Kontera

Tuesday, June 12, 2012

Beans, Beans, Good For Your Budget

I love beans! They provide protein and fiber! They help prevent diabetes, obesity, and cancer! And they are really cheap! And I love cheap!

Yes, beans are great for stretching that food budget even further. Look!

Dried beans:
Cost = $1.50
Yield = 6 cups cooked
Cost/cup = $0.25

Ground beef:
Cost = $3.50 - $4.00
Yield = 2 cups cooked
Cost/cup = $1.75 - $2.00


This doesn't mean that you have to eat beans straight up if you don't want to. Add beans to your soups, stews, burritos and tacos, meatloaf, burgers, or any other place you feel like making your meat budget go further. Not only does this give you more servings per recipe, but more FILLING servings. The fiber and complex carbs in beans keep you feeling happily full for longer!
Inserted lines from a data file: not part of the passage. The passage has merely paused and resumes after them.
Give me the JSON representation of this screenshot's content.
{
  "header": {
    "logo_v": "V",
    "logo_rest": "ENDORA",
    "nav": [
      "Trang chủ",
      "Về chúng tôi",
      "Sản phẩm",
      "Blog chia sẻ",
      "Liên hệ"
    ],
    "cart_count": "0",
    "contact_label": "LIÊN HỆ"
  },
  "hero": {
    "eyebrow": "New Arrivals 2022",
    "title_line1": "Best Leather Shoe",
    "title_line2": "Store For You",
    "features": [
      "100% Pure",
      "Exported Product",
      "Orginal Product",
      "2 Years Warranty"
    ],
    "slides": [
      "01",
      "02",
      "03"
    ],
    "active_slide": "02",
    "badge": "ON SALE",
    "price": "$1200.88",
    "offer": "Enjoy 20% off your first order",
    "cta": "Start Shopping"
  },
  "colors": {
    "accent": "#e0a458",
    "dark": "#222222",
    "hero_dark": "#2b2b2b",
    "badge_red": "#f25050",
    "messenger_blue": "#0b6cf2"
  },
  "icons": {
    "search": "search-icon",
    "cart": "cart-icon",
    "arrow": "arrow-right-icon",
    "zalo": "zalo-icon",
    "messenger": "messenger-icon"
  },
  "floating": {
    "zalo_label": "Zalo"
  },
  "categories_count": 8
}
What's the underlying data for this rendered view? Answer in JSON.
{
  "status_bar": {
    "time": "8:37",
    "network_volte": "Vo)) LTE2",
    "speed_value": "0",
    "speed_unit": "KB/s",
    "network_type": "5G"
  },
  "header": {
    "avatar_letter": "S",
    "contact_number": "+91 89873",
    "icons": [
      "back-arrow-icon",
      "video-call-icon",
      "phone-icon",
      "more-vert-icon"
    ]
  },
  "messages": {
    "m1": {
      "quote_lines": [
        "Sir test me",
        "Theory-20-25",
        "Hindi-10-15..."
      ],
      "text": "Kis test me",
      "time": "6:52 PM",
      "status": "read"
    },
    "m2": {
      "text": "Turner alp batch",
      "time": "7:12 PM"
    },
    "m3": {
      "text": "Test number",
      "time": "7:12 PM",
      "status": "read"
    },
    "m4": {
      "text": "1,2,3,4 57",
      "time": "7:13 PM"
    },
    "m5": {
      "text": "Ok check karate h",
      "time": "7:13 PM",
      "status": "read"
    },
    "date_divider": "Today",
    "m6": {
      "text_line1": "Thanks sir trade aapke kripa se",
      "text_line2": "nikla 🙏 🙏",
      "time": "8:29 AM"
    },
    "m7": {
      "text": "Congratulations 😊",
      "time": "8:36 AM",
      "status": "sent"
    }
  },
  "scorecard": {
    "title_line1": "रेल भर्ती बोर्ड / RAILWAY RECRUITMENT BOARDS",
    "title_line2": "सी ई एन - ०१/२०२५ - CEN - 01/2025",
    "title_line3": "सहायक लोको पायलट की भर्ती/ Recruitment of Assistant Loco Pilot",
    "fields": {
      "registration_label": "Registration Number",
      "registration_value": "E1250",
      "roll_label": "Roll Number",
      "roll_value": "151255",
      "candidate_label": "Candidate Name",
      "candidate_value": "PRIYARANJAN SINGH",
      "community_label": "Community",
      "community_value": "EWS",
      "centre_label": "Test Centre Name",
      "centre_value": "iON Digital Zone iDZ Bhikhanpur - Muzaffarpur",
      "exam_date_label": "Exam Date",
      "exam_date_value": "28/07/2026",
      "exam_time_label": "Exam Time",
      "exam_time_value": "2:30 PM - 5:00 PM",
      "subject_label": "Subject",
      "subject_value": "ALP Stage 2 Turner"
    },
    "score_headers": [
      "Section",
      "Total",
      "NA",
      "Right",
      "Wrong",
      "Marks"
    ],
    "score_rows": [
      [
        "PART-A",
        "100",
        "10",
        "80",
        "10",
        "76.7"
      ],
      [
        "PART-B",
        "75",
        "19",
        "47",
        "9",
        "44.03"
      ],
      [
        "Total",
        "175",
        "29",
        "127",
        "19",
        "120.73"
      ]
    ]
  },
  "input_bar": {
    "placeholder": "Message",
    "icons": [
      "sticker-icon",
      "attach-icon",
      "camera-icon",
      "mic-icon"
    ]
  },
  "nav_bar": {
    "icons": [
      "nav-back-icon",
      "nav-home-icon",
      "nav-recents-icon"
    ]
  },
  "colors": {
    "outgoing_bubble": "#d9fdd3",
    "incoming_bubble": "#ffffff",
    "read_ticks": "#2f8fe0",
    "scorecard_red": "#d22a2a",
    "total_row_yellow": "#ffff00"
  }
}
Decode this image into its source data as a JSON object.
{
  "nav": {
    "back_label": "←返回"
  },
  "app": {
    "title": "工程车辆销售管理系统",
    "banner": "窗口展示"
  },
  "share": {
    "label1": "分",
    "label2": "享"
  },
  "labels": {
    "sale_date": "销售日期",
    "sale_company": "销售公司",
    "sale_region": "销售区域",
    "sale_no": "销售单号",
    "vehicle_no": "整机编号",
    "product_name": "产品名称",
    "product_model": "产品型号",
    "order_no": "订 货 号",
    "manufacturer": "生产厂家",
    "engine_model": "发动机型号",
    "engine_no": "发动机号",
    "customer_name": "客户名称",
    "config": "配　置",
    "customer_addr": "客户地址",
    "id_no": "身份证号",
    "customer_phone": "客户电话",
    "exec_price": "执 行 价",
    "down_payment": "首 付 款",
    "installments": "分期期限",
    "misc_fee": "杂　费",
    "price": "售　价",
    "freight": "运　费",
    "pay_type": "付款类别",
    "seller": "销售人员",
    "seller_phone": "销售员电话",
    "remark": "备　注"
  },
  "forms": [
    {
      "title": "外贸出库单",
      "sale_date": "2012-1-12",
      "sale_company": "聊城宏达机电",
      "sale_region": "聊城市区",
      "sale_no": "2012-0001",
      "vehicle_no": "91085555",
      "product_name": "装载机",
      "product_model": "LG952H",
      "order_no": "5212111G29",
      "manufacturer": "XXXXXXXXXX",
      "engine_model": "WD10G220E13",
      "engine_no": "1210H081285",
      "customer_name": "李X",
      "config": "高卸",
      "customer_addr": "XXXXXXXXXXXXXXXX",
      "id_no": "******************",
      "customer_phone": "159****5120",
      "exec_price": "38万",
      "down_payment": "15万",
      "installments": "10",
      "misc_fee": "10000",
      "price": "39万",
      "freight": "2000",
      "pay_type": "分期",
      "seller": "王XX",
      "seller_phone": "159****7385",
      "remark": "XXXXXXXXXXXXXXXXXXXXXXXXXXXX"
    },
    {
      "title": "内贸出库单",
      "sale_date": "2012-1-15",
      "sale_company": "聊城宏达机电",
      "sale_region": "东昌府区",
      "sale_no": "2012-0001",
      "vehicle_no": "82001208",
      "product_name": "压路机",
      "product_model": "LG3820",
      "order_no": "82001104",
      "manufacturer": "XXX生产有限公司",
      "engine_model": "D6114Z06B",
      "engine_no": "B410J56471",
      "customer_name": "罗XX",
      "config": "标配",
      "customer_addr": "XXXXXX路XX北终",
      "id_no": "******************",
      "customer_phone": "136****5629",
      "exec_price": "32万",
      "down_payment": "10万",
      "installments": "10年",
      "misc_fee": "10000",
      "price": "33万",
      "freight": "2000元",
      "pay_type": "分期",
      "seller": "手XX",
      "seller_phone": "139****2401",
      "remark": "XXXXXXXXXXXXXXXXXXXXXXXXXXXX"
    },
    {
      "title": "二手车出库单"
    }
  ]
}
When buying beans most people opt for canned. Usually, I do too. Usually.

Recently I was looking at a can of beans from our cupboard (one of the 68 cent off-brand type). Wanna know one of the main ingredients? High fructose corn syrup. Yeah.

Screw that. If my kids are going to be chock full of sugar, it's going to be from chocolate chip cookies like the Good Lord intended.


So, I'm converting to using dried beans. The main problems with dried beans are quantity and time. They have to soak overnight, then cook for two hours or more on the stove. To do this for one or two cups of beans at a time would be idiocy. This is where the freezer comes in.

We were recently given a chest freezer by a colleague of my husband. They had it for a few years but rarely used it. Since I'm going back to teaching in the fall, we are stocking the freezer with meals and ingredients to make life less hectic. The goal is to have plenty of stuff to heat and eat when time is at a premium. I made the decision to cook a pound of beans and freeze them in can-sized portions for quick use in recipes.

The hours required for this look scary, but I actually did about 15 minutes of combined work in this entire thing.



Step 1: Soak the beans. I opted for a quick soak, which meant bringing them to a boil for two minutes, then leaving them to sit and cool for about an hour and a half.

Step 2: Drain, rinse, and pop them into a crock pot with about 8 cups of water. Ignore for 5-6 hours, or until tender.

Step 3: Measure out can-sized batches into freezer bags. For this I am using a heat sealer that a friend lent me and some Food Saver bag material.
When you buy a can of beans you get about 1 2/3 cups after draining. In order to make can-sized freezer portions, I measured the same amounts into Food Saver bags and sealed them. (The sealer that I borrowed does not vacuum pack the food, but this will certainly do for now, seeing as how I don't have the scratch to go buy a vacuum sealer.)

Step 4: Label the bags and freeze! I got three can-sized portions that I can thaw and add to recipes, plus about a half cup extra that I put into a salad. Totally worth it.

Note to self for next time: make more than one pound of beans at a time.





1 comment:

  1. I love beans, too : )

    But, the kind that most commonly has HFCS is Red Kidneys - and they can be toxic if cooked in the slow cooker without pre-boiling for 10 min.